Tech is not about solving problems. It's about choosing the price to pay.
Hello my friends,
Lately, I’ve moved into a new environment and had the chance to be trained directly by a CTO. At first, I thought to myself:
“Probably just some theoretical stuff, just listen to know.”
But surprisingly, the person who learned the most in that session was me. What I learned wasn’t a new technology, nor was it some high-level pattern. It was something that sounds very familiar:
Trade-off.
Before this, I also “knew” about trade-offs. Like: “Yeah, everything has its price.” But it stopped at just knowing.
After that time, it was different. I started thinking like this:
Every decision is a trade-off.
And you are forced to choose — even when you don’t want to.
A simple example
Building a product from scratch. There are 2 directions:
Option 1 — Doing it “by the book”
- Clean design
- Separate services
- Optimize performance → Takes a few months
Option 2 — Doing it fast
- Group logic together
- No need to scale yet
- As long as it runs → Takes 2 weeks
The real question is: Which one do you choose?
If you choose Option 1: → Beautiful system, scalable. → But maybe… you’ll never have users to scale for.
If you choose Option 2: → Fast product release. → But later, you’ll definitely have to pay the debt.
Neither is “right.” There is only: At this moment, what are you prioritizing?
AI doesn’t solve this
Many people now think: “We have AI now, no need to think about trade-offs. Just generate the code and you’re done.”
But that’s a trap. AI helps you code 10 times faster. → That also means you can create technical junk 10 times faster.
AI is like a supercar. If you don’t know whether you are on:
- A highway (need speed), or
- A narrow alley (need control) …then it only helps you hit the wall faster.

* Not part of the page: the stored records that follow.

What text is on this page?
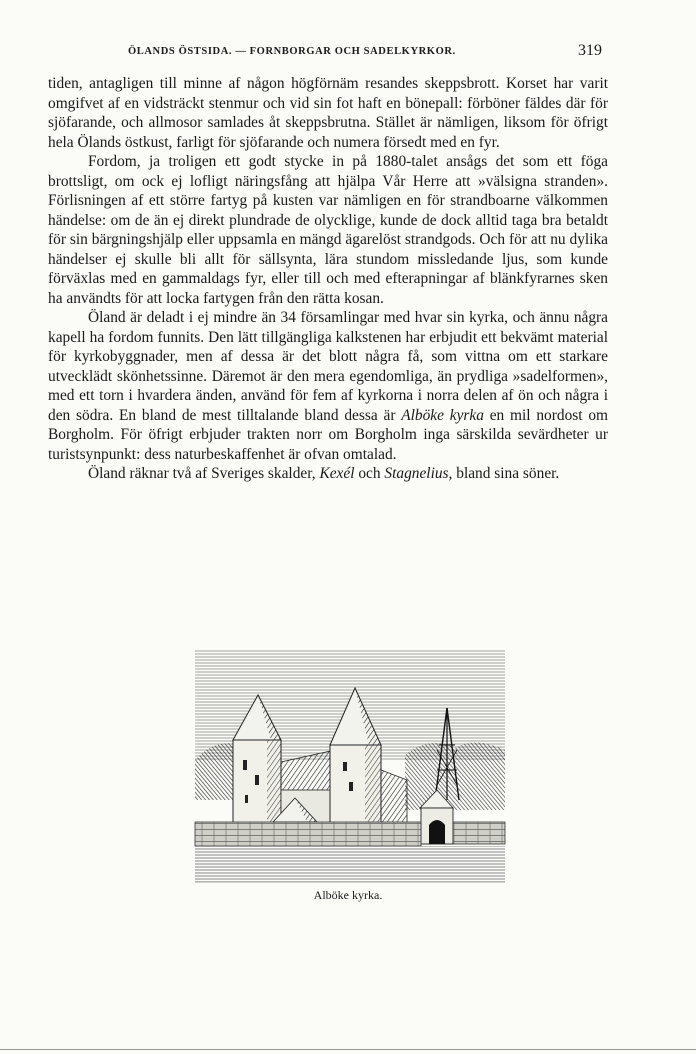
ÖLANDS ÖSTSIDA. — FORNBORGAR OCH SADELKYRKOR.	319

tiden, antagligen till minne af någon högförnäm resandes skeppsbrott. Korset har varit omgifvet af en vidsträckt stenmur och vid sin fot haft en bönepall: förböner fäldes där för sjöfarande, och allmosor samlades åt skeppsbrutna. Stället är nämligen, liksom för öfrigt hela Ölands östkust, farligt för sjöfarande och numera försedt med en fyr.

Fordom, ja troligen ett godt stycke in på 1880-talet ansågs det som ett föga brottsligt, om ock ej lofligt näringsfång att hjälpa Vår Herre att »välsigna stranden». Förlisningen af ett större fartyg på kusten var nämligen en för strandboarne välkommen händelse: om de än ej direkt plundrade de olycklige, kunde de dock alltid taga bra betaldt för sin bärgningshjälp eller uppsamla en mängd ägarelöst strandgods. Och för att nu dylika händelser ej skulle bli allt för sällsynta, lära stundom missledande ljus, som kunde förväxlas med en gammaldags fyr, eller till och med efterapningar af blänkfyrarnes sken ha användts för att locka fartygen från den rätta kosan.

Öland är deladt i ej mindre än 34 församlingar med hvar sin kyrka, och ännu några kapell ha fordom funnits. Den lätt tillgängliga kalkstenen har erbjudit ett bekvämt material för kyrkobyggnader, men af dessa är det blott några få, som vittna om ett starkare utvecklädt skönhetssinne. Däremot är den mera egendomliga, än prydliga »sadelformen», med ett torn i hvardera änden, använd för fem af kyrkorna i norra delen af ön och några i den södra. En bland de mest tilltalande bland dessa är Alböke kyrka en mil nordost om Borgholm. För öfrigt erbjuder trakten norr om Borgholm inga särskilda sevärdheter ur turistsynpunkt: dess naturbeskaffenhet är ofvan omtalad.

Öland räknar två af Sveriges skalder, Kexél och Stagnelius, bland sina söner.

Alböke kyrka.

A smaller example, but happens every day
I once asked: “Do we really need a Repository here? Or are we just doing it because ‘people say we should’?”

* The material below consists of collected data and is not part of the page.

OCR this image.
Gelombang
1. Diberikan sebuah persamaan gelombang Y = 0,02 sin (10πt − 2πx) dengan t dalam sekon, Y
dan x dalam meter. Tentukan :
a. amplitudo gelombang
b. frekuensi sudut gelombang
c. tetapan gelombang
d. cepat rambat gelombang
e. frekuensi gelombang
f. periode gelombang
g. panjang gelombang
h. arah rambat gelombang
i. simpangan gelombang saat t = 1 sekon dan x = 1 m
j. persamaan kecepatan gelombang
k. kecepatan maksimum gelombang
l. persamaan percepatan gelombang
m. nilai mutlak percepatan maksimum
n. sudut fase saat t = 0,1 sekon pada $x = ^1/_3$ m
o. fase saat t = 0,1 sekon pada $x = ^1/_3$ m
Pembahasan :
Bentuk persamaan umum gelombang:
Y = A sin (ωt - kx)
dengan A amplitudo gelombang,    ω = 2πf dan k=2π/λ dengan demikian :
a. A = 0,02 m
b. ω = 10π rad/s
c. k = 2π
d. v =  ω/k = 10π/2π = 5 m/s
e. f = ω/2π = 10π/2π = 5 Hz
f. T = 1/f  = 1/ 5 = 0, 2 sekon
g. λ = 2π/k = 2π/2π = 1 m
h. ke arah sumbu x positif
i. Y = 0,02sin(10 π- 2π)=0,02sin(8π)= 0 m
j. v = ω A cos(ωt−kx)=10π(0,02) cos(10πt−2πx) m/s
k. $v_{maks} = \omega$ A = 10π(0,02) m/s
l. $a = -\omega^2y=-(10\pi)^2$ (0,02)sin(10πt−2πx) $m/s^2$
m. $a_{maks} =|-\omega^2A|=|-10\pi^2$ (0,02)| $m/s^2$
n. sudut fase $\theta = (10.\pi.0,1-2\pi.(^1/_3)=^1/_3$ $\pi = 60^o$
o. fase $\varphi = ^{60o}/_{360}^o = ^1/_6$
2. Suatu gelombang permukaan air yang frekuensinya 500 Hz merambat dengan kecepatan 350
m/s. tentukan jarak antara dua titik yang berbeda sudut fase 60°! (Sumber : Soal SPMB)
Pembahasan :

Theoretically: → Repository helps decouple the DB, easy to change later.
But in reality:
- Small project.
- DB almost never changes. → Adding a Repository only makes the code more complex.
At that moment, I realized: Many times, we aren’t solving problems. We are just following standards — without knowing if they are even needed.
And the price to pay is:
- More code.
- Harder to read.
- More tiring to debug. …just to get something in return that… we might never actually use.
And there’s something even more annoying
After a while, I realized something else: Many times we think we are “choosing.” But actually… we don’t have as many choices as we think.
- Deadline is hitting.
- Small team.
- Product has no users yet. → You don’t have the right to make it beautiful.
Conversely:
- Have users.
- Have traffic.
- Have a team to maintain. → You aren’t allowed to do it sloppily anymore.
One stupid decision can be paid for with:
- Downtime.
- Loss of users.
- Loss of money.
Meaning: You don’t always get to choose the trade-off. The context chooses it for you first.
How I think now
Before, I used to ask: “Is this way good?” Now, I ask:
- When should I hack it?
- When must it be done “properly”?
- And what are the signs that I’m choosing wrong?
Very straight examples:
- No users yet → Prioritize speed.
- Already have users → Prioritize stability.
- Coding alone → You can be reckless.
- Coding with a team → You no longer have the right to be selfish.
Ending
Finally, I realized something very simple: Trade-off isn’t about which one you like. It’s about which price the circumstances allow you to pay.
And a bit deeper:
You don’t solve problems. You only choose which problems to accept.